Census undercounts spark concern among experts over data reliability
New data from the U.S. Census Bureau showing surprising population losses in American cities has some demographers questioning the reliability of the figures after the bureau acknowledged missing substantial numbers of minority populations during its decennial count.
The figures released last month showed 62 of America’s 100 largest counties losing population over a one-year period between July 2020 and July 2021.
At least 10 of the country’s largest metropolitan areas lost more than 1 percent of their population over that time, amounting to what would be a historic exodus. The data show San Francisco losing 6 percent of its population, while more than 1 in 50 residents moved out of New York City, Boston and Washington, D.C.
But to some who study population data, the figures hint at the possibility that Trump-era decisions to restrict the count harmed those big cities, all of which have substantial communities of color.
“It is in big cities, like San Francisco, Los Angeles, where the folks who are hard to count live. So if you conduct the census in such a way as to severely, and I would argue deliberately, undercount hard-to-count communities, then you are going to get lower population counties in those cities,” said Melissa Michelson, a demographer at Menlo College in the Bay Area. “I think that is part of what the Trump administration was doing, was to undercount people of color, to undercount immigrants, to undercount mixed status households.”
The Census Bureau said last month its decennial count had missed only a small number of Americans when it enumerated 331 million people living in the United States.
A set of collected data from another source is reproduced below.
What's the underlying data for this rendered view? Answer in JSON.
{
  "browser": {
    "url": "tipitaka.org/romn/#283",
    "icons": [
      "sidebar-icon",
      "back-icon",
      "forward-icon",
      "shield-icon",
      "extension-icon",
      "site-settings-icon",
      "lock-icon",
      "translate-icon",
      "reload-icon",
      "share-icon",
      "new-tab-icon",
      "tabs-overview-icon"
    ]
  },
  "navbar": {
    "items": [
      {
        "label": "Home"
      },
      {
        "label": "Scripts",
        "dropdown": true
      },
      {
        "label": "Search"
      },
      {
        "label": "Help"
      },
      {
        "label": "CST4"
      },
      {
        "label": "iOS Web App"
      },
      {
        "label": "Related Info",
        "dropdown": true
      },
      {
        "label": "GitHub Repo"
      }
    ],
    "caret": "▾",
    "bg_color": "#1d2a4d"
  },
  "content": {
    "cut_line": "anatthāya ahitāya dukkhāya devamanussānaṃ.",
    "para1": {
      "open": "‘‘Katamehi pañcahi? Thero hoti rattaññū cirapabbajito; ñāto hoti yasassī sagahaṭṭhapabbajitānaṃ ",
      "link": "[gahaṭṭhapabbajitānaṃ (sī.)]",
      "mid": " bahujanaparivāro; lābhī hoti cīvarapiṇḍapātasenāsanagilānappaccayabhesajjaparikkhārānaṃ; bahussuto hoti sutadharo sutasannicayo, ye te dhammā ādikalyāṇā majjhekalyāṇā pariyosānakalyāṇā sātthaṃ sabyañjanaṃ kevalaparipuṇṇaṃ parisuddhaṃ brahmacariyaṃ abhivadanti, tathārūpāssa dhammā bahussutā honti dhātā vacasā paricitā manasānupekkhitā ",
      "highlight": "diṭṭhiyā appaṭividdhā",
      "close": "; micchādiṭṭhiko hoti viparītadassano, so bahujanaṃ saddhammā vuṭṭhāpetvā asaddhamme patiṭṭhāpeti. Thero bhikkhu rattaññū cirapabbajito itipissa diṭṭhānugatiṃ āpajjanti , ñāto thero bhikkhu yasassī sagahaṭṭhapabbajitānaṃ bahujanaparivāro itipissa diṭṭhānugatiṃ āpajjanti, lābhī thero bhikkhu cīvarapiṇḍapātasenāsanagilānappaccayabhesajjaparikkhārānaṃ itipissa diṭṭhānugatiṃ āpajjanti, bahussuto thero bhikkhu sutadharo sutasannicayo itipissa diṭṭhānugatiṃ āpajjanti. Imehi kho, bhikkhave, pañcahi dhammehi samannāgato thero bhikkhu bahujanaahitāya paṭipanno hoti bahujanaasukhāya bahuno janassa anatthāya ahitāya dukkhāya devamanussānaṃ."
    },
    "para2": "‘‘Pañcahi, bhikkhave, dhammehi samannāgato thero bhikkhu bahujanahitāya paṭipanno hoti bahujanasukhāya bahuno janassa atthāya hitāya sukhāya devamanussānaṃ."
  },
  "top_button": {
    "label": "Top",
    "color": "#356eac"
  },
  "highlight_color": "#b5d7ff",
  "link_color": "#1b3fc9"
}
But it was far more likely to undercount Black Americans, Latinos and American Indians and Alaska Natives.
Data from a survey the bureau conducts after every count showed the Black population was undercounted by 3.3 percent, while the bureau missed 5 percent of the Hispanic or Latino population. Both figures were far higher than the undercount that occurred a decade ago.
“It was a larger undercount than we’ve seen in the past,” said Mark Hugo Lopez, director of race and ethnicity research at the Pew Research Center. “We’re still waiting to get some more data on that to figure out how extensive that is.”
On the other hand, the bureau overcounted non-Hispanic whites by 1.6 percent, nearly double the overcount rate of the last census.
“The results of the post-enumeration survey have demonstrated that the Bureau has replicated this decade problems that it’s seen in several decades leading up to 2020, which is persistent undercounts of communities of color,” said Tom Wolf, deputy director of the Brennan Center for Justice’s Democracy Program and a census expert. “We’re now several decades deep into the same story.”
The undercount carries significant ramifications for federal programs that use census data to dole out billions of dollars in aid. Missing a few people — or in the case of some cities, tens of thousands of residents — can cost those governments dearly for a decade to come.
Cities, towns and counties that receive that money can challenge the results of the census if they believe their populations have been undercounted. Twenty-two local governments have challenged census counts so far this year, from Wichita, Kan., to Bennett, Iowa, Tumwater, Wash., to Jonesboro, Ga.
Last week, Detroit became the largest city in the country to challenge the census count. In a letter, Mayor Mike Duggan (D) said an undercount would have “disastrous financial consequences for the City.”
“With every census you will find there are some cities or counties or even states that will challenge the count,” Lopez said. “How much those places receive from the federal government for various services are impacted.”
In an interview with The New York Times published Thursday, U.S. Census Bureau Director Robert Santos said his agency was exploring a number of ways to correct the count, including using administrative records generated by other government agencies and even data collected by private firms.
“We are exploring ways of identifying data from the commercial sector, acquiring it and seeing to what extent there is utility,” Santos said. “The one danger, of course, is that if you become too reliant on commercial data, there’s a danger that you’re one IPO or one change in a CEO away from not having access.”
Wolf, of the Brennan Center, said the data the bureau has produced remains unique in its breadth and scope, even though the bureau missed counting more than 18 million people.
“When you have significantly high omissions, you start to run into additional data quality problems,” he said. “These questions of fitness for use have to be answered in comparison to the alternatives. The alternatives don’t exist, so it’s hard to pursue that question any further.”
Some demographers have been looking for evidence of an urban exodus, either before the pandemic or as a result of the ensuing lockdowns and the rise of remote work. Most caution that the figures released so far will not yet capture the full picture of how Americans reacted to the pandemic, though the drops in population are an enticing data point.
“Maybe we should all be taking a step back from these dramatic pronouncement about the changes, and maybe question whether we’re analyzing false data,” Menlo College’s Michelson said. “Without an accurate count, it’s hard to know what’s actually happening.”